How do we put pressure on institutions to do better, while equipping ourselves to deal on a personal, human level? (Look at digging out Queens from the recent snowstorm for example. Could the city have had a better plan with existing resources, or do we need more snowploughs?)

Are there simple, multipurpose tools that can be introduced to help? Something that is the equivalent of a good sharp shovel, a workhorse with elegant design that can be used for many different things.

What does the aftermath of a hurricane look like now in somewhere like Florida, where they are normal? How does citizen preparedness meet government efforts?

 

Relevant Links:

http://occupysandy.net/

http://www.nytimes.com/2013/10/27/magazine/could-new-york-city-subways-survive-another-hurricane.html?pagewanted=all

 

II.

“The biggest problem we face is a philosophical one: understanding that this civilization is already dead.”

This is the part of the article that I found much more compelling. The planet is dying, how do we mourn and memorialize the world that was as it passes in front of our eyes? Who is the audience for such memorials? People now, or people in the far away future? How do you commemorate the passing of a civilization? What is the precedent for something like this? How does everyone feel?

 

The Challenge of Responsible Design

“The science we have, and the technology we have both are always and inevitably a function not simply of ‘reality,’ but of where our attention happens to be focused.”

This is particularly striking to me. It’s something that I know is true, but it’s good to be reminded of it. I tend to be a practical thinker, interested in what is feasible in problem solving. I often find myself limiting my options to the possible, politic decision and find myself detracting from more far out ideas as being “unreasonable”. I think this is something that starkly limits my imagination of the future, not just in design projects but generally in my day to day life.

 

Design + Research

A lot of good points, but this is written as insufferable academic nonsense. Why write something this way? Why not just write something in a way that people can read it? Was this translated into English from another language, or what?
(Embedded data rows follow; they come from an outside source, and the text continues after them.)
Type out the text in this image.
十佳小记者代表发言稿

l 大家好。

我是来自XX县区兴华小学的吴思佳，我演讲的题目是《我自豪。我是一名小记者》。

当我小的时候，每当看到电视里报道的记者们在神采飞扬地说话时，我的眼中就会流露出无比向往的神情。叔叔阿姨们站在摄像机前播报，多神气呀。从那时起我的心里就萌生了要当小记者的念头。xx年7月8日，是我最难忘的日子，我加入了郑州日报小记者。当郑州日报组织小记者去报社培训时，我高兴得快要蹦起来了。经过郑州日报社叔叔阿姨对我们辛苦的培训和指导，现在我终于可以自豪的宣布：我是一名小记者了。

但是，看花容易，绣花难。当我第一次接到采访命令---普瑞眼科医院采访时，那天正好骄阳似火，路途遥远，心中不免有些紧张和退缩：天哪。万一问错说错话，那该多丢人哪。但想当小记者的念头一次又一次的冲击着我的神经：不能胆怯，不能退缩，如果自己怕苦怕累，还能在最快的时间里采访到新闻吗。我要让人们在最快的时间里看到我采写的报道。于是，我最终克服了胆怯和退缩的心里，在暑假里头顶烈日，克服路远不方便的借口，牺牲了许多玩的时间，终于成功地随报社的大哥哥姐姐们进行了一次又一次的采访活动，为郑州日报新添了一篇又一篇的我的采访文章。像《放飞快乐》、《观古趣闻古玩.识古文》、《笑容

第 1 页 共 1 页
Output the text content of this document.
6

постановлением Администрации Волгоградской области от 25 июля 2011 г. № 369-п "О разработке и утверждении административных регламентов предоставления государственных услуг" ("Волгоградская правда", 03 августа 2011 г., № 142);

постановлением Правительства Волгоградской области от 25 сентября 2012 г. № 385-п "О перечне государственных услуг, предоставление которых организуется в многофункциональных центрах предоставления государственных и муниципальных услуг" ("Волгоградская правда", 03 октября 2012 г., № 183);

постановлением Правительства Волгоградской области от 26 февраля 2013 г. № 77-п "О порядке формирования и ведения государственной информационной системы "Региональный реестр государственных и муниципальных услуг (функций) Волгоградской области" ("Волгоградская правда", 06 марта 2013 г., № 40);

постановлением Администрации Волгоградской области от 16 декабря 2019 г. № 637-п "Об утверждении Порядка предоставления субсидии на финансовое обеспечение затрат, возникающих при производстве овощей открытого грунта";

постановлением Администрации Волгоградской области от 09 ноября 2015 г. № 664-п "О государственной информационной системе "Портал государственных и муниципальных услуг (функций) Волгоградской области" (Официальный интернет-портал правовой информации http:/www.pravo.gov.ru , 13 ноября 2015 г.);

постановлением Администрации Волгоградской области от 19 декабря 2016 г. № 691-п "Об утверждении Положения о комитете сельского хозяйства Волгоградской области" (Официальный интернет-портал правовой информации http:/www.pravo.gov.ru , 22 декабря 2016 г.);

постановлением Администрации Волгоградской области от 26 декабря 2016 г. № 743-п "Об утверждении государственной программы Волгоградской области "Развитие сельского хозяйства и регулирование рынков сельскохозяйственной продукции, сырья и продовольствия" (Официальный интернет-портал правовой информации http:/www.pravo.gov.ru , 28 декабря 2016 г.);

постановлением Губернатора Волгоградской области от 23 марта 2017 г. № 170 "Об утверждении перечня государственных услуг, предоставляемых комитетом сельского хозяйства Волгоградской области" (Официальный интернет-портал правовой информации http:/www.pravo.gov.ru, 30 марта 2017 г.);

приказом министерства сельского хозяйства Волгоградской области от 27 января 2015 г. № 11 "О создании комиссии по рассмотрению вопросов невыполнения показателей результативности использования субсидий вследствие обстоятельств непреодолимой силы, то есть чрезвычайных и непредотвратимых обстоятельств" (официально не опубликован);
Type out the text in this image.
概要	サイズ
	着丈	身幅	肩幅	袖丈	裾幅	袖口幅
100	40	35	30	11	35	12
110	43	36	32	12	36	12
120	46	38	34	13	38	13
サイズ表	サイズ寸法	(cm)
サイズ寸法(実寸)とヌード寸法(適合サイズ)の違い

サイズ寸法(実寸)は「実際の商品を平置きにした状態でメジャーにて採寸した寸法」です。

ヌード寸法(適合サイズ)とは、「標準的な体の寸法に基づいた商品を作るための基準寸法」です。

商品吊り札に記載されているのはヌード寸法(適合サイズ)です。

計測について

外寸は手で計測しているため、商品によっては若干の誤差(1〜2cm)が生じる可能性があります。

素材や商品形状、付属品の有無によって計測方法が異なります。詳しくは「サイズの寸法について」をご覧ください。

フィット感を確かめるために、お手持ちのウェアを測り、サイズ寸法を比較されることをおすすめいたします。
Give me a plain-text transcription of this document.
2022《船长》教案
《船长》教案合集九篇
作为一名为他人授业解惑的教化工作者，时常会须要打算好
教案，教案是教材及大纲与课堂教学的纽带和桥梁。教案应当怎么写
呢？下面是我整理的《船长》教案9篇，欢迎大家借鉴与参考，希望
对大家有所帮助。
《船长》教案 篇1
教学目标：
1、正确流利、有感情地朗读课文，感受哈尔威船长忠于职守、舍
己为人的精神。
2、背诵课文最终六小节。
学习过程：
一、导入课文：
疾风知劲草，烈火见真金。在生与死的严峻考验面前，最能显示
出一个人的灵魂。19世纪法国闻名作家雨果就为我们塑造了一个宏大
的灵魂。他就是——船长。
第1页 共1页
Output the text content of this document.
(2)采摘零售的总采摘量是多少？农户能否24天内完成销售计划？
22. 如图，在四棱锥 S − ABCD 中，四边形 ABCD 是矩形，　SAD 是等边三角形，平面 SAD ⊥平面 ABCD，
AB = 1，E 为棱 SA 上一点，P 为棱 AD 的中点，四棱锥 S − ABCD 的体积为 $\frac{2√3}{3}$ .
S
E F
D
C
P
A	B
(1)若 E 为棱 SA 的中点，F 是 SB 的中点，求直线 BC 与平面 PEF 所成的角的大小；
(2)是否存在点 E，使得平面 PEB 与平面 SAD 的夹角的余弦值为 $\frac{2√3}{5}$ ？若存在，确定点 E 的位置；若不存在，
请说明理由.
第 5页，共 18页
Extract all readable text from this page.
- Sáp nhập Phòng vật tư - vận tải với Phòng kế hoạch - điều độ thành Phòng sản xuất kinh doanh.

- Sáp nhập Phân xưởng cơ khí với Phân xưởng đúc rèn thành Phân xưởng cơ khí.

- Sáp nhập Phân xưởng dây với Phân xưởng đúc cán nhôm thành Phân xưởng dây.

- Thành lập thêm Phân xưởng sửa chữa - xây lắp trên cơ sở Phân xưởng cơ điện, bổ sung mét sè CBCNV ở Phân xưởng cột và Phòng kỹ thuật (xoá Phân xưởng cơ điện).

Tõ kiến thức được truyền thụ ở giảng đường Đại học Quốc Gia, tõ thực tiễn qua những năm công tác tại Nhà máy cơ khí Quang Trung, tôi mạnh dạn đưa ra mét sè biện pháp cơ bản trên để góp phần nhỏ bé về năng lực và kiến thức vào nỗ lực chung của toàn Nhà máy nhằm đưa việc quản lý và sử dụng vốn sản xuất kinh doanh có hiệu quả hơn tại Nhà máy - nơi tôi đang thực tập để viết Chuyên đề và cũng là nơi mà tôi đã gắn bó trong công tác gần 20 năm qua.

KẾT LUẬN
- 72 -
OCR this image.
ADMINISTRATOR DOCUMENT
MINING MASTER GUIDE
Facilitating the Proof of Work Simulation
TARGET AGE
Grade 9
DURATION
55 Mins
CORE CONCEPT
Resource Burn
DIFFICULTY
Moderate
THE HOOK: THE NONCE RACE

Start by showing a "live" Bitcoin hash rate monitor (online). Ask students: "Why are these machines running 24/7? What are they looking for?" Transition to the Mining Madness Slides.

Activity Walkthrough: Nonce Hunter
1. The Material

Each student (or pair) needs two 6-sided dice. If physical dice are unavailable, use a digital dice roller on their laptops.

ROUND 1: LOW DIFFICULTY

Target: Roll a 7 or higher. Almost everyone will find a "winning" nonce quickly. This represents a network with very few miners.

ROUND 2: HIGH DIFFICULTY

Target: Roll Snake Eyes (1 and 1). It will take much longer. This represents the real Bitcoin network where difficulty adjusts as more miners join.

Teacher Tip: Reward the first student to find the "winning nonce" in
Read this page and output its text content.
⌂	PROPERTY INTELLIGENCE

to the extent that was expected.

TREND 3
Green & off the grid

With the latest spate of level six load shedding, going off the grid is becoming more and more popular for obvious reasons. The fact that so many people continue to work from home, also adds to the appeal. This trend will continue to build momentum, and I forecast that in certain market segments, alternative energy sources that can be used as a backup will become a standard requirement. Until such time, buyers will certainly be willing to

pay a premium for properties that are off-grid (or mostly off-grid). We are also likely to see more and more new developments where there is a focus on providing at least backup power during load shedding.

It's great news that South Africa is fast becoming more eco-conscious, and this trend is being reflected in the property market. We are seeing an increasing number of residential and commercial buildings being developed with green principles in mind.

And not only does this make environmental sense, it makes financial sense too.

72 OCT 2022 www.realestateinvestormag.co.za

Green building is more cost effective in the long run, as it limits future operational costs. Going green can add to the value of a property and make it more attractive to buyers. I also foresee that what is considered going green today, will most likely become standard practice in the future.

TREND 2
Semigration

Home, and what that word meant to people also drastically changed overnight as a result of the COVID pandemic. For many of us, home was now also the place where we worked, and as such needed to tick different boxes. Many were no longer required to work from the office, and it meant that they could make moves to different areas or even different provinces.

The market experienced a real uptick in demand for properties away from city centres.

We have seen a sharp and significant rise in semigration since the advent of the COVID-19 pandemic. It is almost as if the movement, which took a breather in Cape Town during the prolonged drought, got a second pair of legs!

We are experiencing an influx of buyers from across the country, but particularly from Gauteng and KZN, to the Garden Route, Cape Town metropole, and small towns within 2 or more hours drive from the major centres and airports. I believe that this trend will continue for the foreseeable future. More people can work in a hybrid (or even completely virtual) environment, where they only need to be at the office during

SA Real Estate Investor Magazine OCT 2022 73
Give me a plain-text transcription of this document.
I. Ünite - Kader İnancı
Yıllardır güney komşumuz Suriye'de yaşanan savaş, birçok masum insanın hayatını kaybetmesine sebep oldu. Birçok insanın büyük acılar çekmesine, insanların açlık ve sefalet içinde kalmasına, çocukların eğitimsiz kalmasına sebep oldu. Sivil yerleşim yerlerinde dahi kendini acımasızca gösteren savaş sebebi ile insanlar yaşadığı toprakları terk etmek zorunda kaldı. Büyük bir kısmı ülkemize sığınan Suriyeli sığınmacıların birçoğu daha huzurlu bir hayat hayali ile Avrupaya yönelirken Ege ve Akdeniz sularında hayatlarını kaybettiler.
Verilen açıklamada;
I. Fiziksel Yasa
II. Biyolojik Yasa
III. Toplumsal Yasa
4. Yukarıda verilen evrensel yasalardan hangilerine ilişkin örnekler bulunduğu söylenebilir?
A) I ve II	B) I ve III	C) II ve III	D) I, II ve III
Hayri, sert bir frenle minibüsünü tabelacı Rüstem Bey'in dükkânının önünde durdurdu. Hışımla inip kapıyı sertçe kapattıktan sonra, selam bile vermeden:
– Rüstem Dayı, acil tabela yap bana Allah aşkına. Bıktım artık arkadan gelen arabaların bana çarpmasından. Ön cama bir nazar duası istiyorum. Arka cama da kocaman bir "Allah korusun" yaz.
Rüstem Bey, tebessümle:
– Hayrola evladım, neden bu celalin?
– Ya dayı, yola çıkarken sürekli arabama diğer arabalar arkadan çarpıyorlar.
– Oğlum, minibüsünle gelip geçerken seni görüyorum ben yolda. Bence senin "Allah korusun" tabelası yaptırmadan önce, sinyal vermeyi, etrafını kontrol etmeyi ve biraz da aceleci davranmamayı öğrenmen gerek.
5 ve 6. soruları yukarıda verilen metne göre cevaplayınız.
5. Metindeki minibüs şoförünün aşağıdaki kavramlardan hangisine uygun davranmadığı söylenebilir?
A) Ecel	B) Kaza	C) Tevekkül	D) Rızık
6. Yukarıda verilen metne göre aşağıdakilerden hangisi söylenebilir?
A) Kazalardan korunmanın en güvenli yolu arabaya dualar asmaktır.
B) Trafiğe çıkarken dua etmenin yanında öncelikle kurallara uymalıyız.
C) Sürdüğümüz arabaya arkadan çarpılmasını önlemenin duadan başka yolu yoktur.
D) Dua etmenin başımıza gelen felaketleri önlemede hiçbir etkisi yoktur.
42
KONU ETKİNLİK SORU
It is good to have criticism in design, but I think it’s easy to go down a rabbit hole. Spending too much time on criticism can be paralyzing to action, which so much design is based around. This might not even be relevant to my practise in this class. As the authors note: “Indeed, it might be difficult for interaction design – and perhaps even for design research – to rest on any singular or stable set of foundations.” The main focus of ‘practical’ criticism seems to be to make sure that your project is fit for its purpose as you’ve defined it, and to keep revisiting the definition. Being nimble in design practise seems more relevant than anything else.

 

Designing Interactions

Is interaction design actually meta design?
There are a number of interesting designs from Dunne and Raby, but it’s interesting that a lot of the books and writings that they cite as inspiration are already popsci books. It’s like they’re deriving a derivative, instead of reading research directly. I mean, it’s not like they don’t go back to hard research, but I can’t help but feel like their work is a little like ‘toy’ work. I see the value of rethinking these ideas, and even doing it in an ‘unreal’ way that pushes outside of our normal thinking, but I feel like I don’t know who the audience for this work is. Other designers? Scientists? How much do ‘normal people’ encounter work like this? They mentioned recruiting people for the placebo work through ads and other everyday means, but where does the work go after that? Into a design book somewhere?  (Aside, where does any work go ‘after’?)